Reputation: 6872
I am using a zookeeper ensemble of 3 nodes running 3.4.13. Sometimes after reboot of machine zookeeper is not starting in one of the node and I am seeing the below errors in logs
2019-08-19 04:18:36,906 [myid:2] - ERROR [main:QuorumPeer@692] - Unable to load database on disk
java.io.IOException: The current epoch, 7, is older than the last zxid, 34359738370
at org.apache.zookeeper.server.quorum.QuorumPeer.loadDataBase(QuorumPeer.java:674)
at org.apache.zookeeper.server.quorum.QuorumPeer.start(QuorumPeer.java:635)
at org.apache.zookeeper.server.quorum.QuorumPeerMain.runFromConfig(QuorumPeerMain.java:170)
at org.apache.zookeeper.server.quorum.QuorumPeerMain.initializeAndRun(QuorumPeerMain.java:114)
at org.apache.zookeeper.server.quorum.QuorumPeerMain.main(QuorumPeerMain.java:81)
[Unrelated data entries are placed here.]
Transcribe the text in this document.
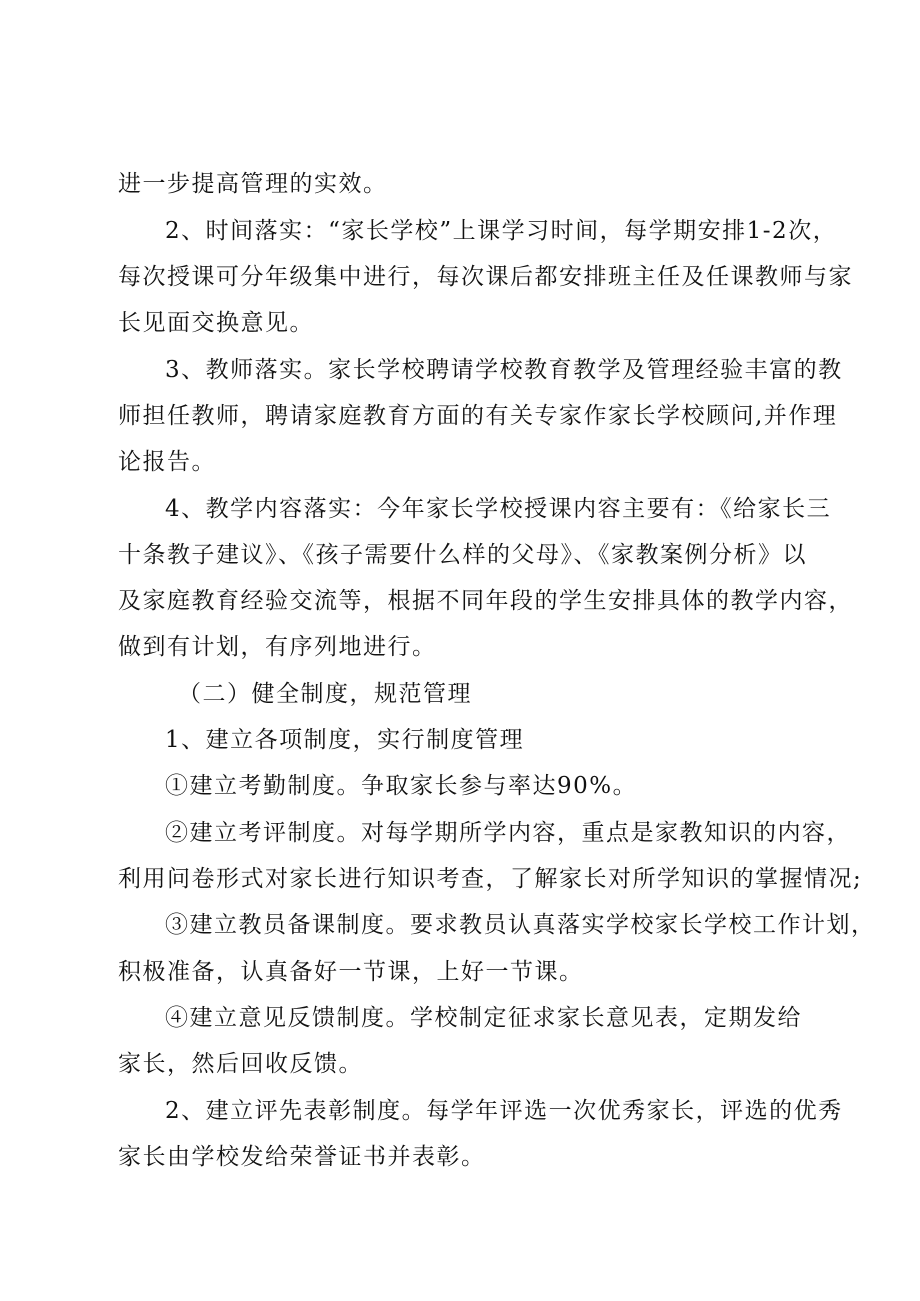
进一步提高管理的实效。
2、时间落实：“家长学校”上课学习时间，每学期安排1-2次，
每次授课可分年级集中进行，每次课后都安排班主任及任课教师与家
长见面交换意见。
3、教师落实。家长学校聘请学校教育教学及管理经验丰富的教
师担任教师，聘请家庭教育方面的有关专家作家长学校顾问,并作理
论报告。
4、教学内容落实：今年家长学校授课内容主要有：《给家长三
十条教子建议》、《孩子需要什么样的父母》、《家教案例分析》以
及家庭教育经验交流等，根据不同年段的学生安排具体的教学内容，
做到有计划，有序列地进行。
（二）健全制度，规范管理
1、建立各项制度，实行制度管理
①建立考勤制度。争取家长参与率达90%。
②建立考评制度。对每学期所学内容，重点是家教知识的内容，
利用问卷形式对家长进行知识考查，了解家长对所学知识的掌握情况;
③建立教员备课制度。要求教员认真落实学校家长学校工作计划，
积极准备，认真备好一节课，上好一节课。
④建立意见反馈制度。学校制定征求家长意见表，定期发给
家长，然后回收反馈。
2、建立评先表彰制度。每学年评选一次优秀家长，评选的优秀
家长由学校发给荣誉证书并表彰。
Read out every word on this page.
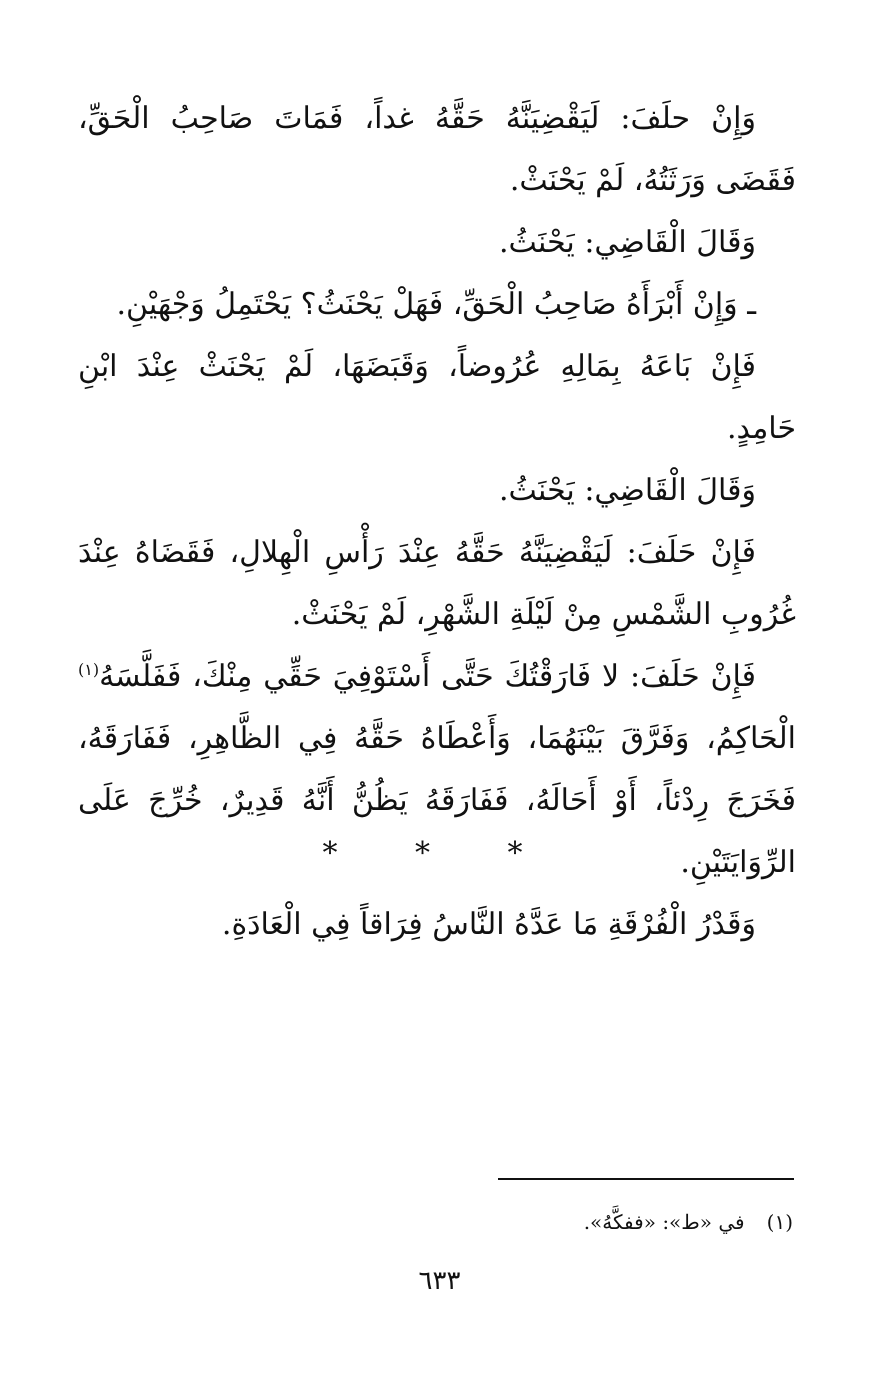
وَإِنْ حلَفَ: لَيَقْضِيَنَّهُ حَقَّهُ غداً، فَمَاتَ صَاحِبُ الْحَقِّ، فَقَضَى وَرَثَتُهُ، لَمْ يَحْنَثْ.

وَقَالَ الْقَاضِي: يَحْنَثُ.

ـ وَإِنْ أَبْرَأَهُ صَاحِبُ الْحَقِّ، فَهَلْ يَحْنَثُ؟ يَحْتَمِلُ وَجْهَيْنِ.

فَإِنْ بَاعَهُ بِمَالِهِ عُرُوضاً، وَقَبَضَهَا، لَمْ يَحْنَثْ عِنْدَ ابْنِ حَامِدٍ.

وَقَالَ الْقَاضِي: يَحْنَثُ.

فَإِنْ حَلَفَ: لَيَقْضِيَنَّهُ حَقَّهُ عِنْدَ رَأْسِ الْهِلالِ، فَقَضَاهُ عِنْدَ غُرُوبِ الشَّمْسِ مِنْ لَيْلَةِ الشَّهْرِ، لَمْ يَحْنَثْ.

فَإِنْ حَلَفَ: لا فَارَقْتُكَ حَتَّى أَسْتَوْفِيَ حَقِّي مِنْكَ، فَفَلَّسَهُ$^{(١)}$ الْحَاكِمُ، وَفَرَّقَ بَيْنَهُمَا، وَأَعْطَاهُ حَقَّهُ فِي الظَّاهِرِ، فَفَارَقَهُ، فَخَرَجَ رِدْئاً، أَوْ أَحَالَهُ، فَفَارَقَهُ يَظُنُّ أَنَّهُ قَدِيرٌ، خُرِّجَ عَلَى الرِّوَايَتَيْنِ.

وَقَدْرُ الْفُرْقَةِ مَا عَدَّهُ النَّاسُ فِرَاقاً فِي الْعَادَةِ.

* * *
(١)في «ط»: «ففكَّهُ».
٦٣٣
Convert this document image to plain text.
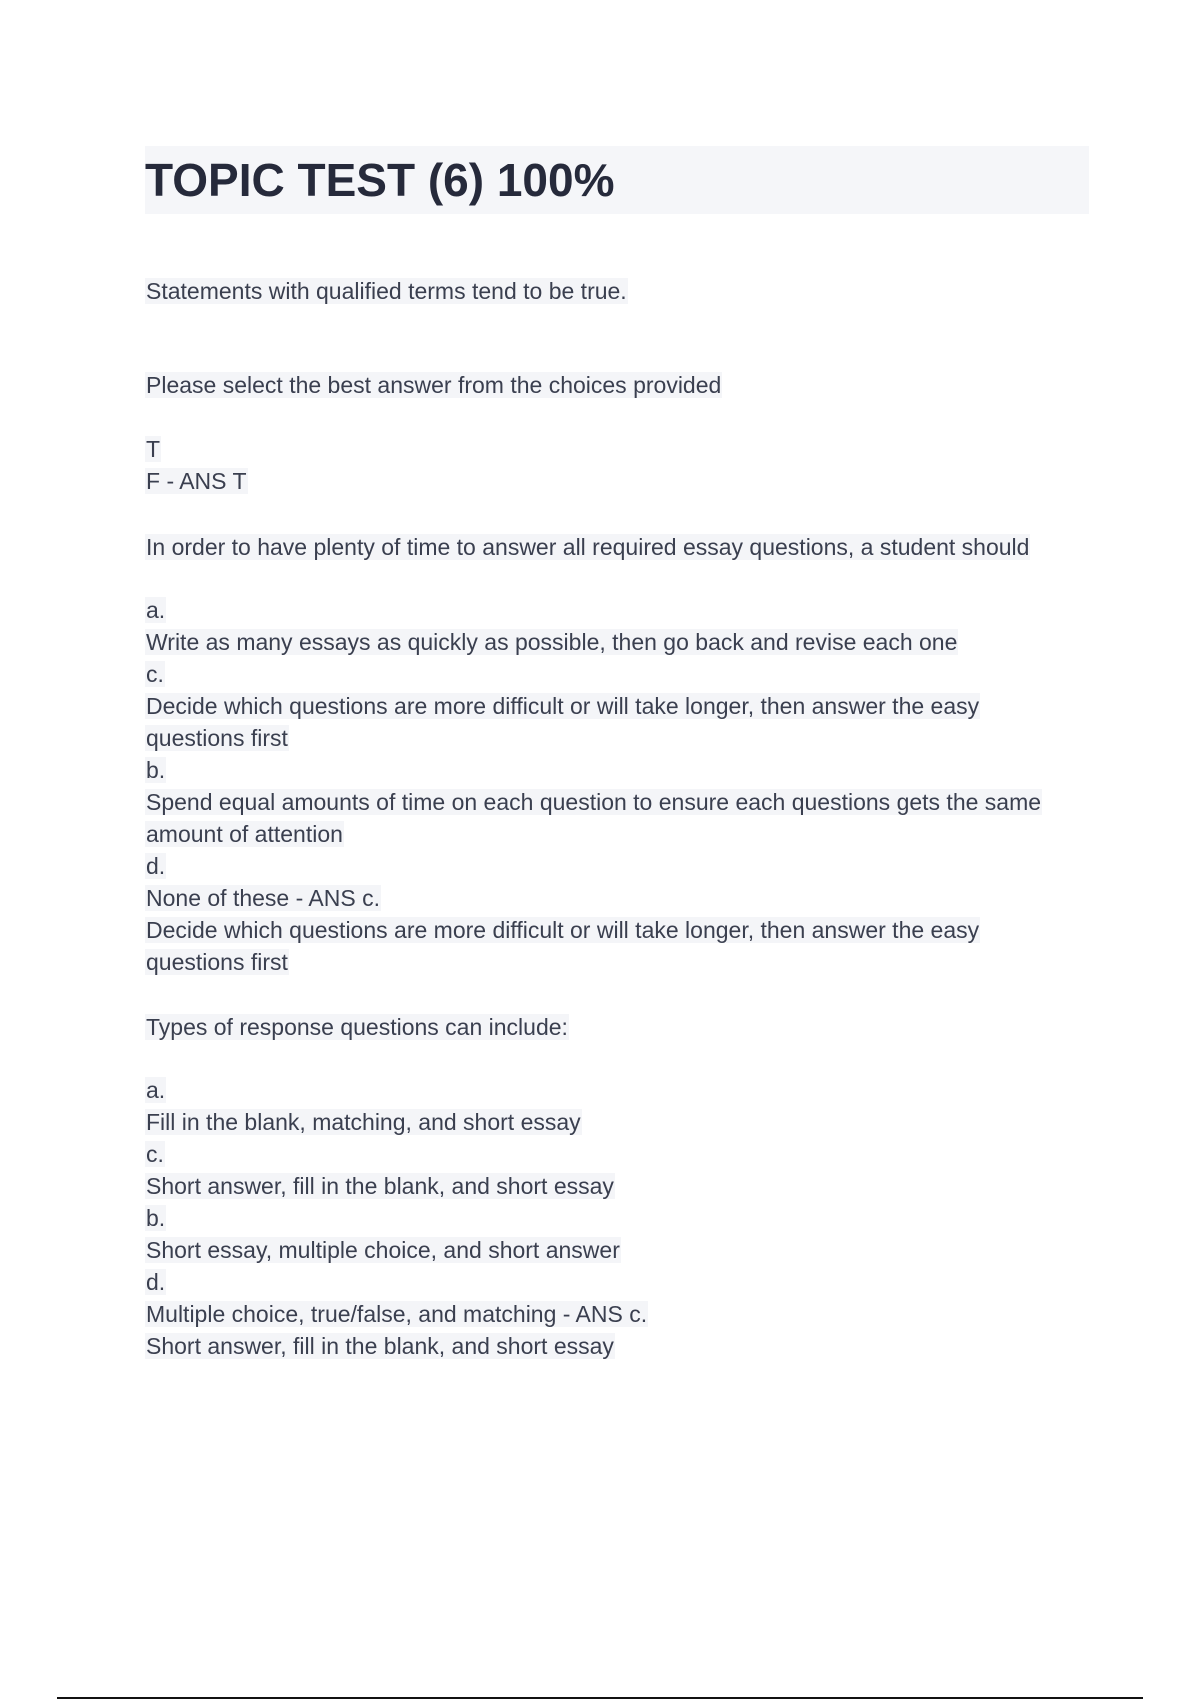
TOPIC TEST (6) 100%
Statements with qualified terms tend to be true.
Please select the best answer from the choices provided
T
F - ANS T
In order to have plenty of time to answer all required essay questions, a student should
a.
Write as many essays as quickly as possible, then go back and revise each one
c.
Decide which questions are more difficult or will take longer, then answer the easy
questions first
b.
Spend equal amounts of time on each question to ensure each questions gets the same
amount of attention
d.
None of these - ANS c.
Decide which questions are more difficult or will take longer, then answer the easy
questions first
Types of response questions can include:
a.
Fill in the blank, matching, and short essay
c.
Short answer, fill in the blank, and short essay
b.
Short essay, multiple choice, and short answer
d.
Multiple choice, true/false, and matching - ANS c.
Short answer, fill in the blank, and short essay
2019-08-19 04:18:36,908 [myid:2] - ERROR [main:QuorumPeerMain@92] - Unexpected exception, exiting abnormally
java.lang.RuntimeException: Unable to run quorum server
at org.apache.zookeeper.server.quorum.QuorumPeer.loadDataBase(QuorumPeer.java:693)
at org.apache.zookeeper.server.quorum.QuorumPeer.start(QuorumPeer.java:635)
at org.apache.zookeeper.server.quorum.QuorumPeerMain.runFromConfig(QuorumPeerMain.java:170)
at org.apache.zookeeper.server.quorum.QuorumPeerMain.initializeAndRun(QuorumPeerMain.java:114)
at org.apache.zookeeper.server.quorum.QuorumPeerMain.main(QuorumPeerMain.java:81)
Caused by: java.io.IOException: The current epoch, 7, is older than the last zxid, 34359738370
at org.apache.zookeeper.server.quorum.QuorumPeer.loadDataBase(QuorumPeer.java:674)
... 4 more----
I have seen ZOOKEEPER-2354 and the symptoms look similar.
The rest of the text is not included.